A compiler is a part of an Integrated Development Environment (IDE) more specifically the program that takes the source code, written for some programming language, and creates the run-time. Years ago it was machine code directly executed by hardware, now it could also mean some intermediate byte-code (for languages working in a virtual machine like Java family), or even source code itself for script like languages (python, perl, ruby, etc.) byte-code will be generated on first run.
Modern IDEs also includes many many (many) other tools. To call it an IDE it should at least include a text editor (to type your program), some project management and build tool (make) enabling to run your program without leaving the IDE. Modern IDE’s also includes debugging tools, code coverage tools, version management tools, automated help and documentation tools, graphical resource editors, refactoring wizards, and many, many other useful tools.
But it is still possible to write programs without IDE. You just need to use a handful of separate programs and call them when you need to : a compiler (I usually compile with GCC, probably the C compiler available on the largest hardware range) , a text editor, a makefile, etc. or any other program you may need.
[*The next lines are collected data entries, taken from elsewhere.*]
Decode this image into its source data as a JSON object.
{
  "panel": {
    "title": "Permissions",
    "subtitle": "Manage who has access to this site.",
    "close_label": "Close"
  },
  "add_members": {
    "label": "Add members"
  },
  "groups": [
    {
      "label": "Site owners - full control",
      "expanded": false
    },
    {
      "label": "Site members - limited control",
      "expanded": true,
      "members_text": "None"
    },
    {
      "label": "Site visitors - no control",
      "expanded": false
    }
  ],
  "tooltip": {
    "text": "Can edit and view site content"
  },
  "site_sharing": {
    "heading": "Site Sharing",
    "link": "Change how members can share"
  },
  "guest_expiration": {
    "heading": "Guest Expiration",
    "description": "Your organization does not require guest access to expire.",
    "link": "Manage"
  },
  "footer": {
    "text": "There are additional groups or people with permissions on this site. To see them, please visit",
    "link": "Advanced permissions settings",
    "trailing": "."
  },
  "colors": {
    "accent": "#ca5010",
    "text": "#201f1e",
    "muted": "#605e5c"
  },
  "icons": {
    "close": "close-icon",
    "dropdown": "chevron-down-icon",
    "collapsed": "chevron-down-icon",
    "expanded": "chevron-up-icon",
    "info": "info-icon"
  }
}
I for one like to work that way and call my tools from command line prompt.
An IDE or integrated development environment is, therefore, a set of applications, typically consisting of a code editor, a compiler, a debugger, and a graphical interface that may or may not offer a friendly environment to a framework. As examples we have: Delphi, Dreamweaver, Frontpage, HTML 5 Builder, Eclipse, Visual Studio, NetBeans and IntelliJ, and etc.
Long story short, we could understand that RAD as a methodology that can be used for various development environments (hence the term “RAD tools”), i.e. tools that are based on the concept of rapid development (like Scriptcase); Frameworks that are a set libraries, functions, classes and reusable objects that help save time and organize the development and the IDEs that simply bring a set of applications to integrate everything needed for development.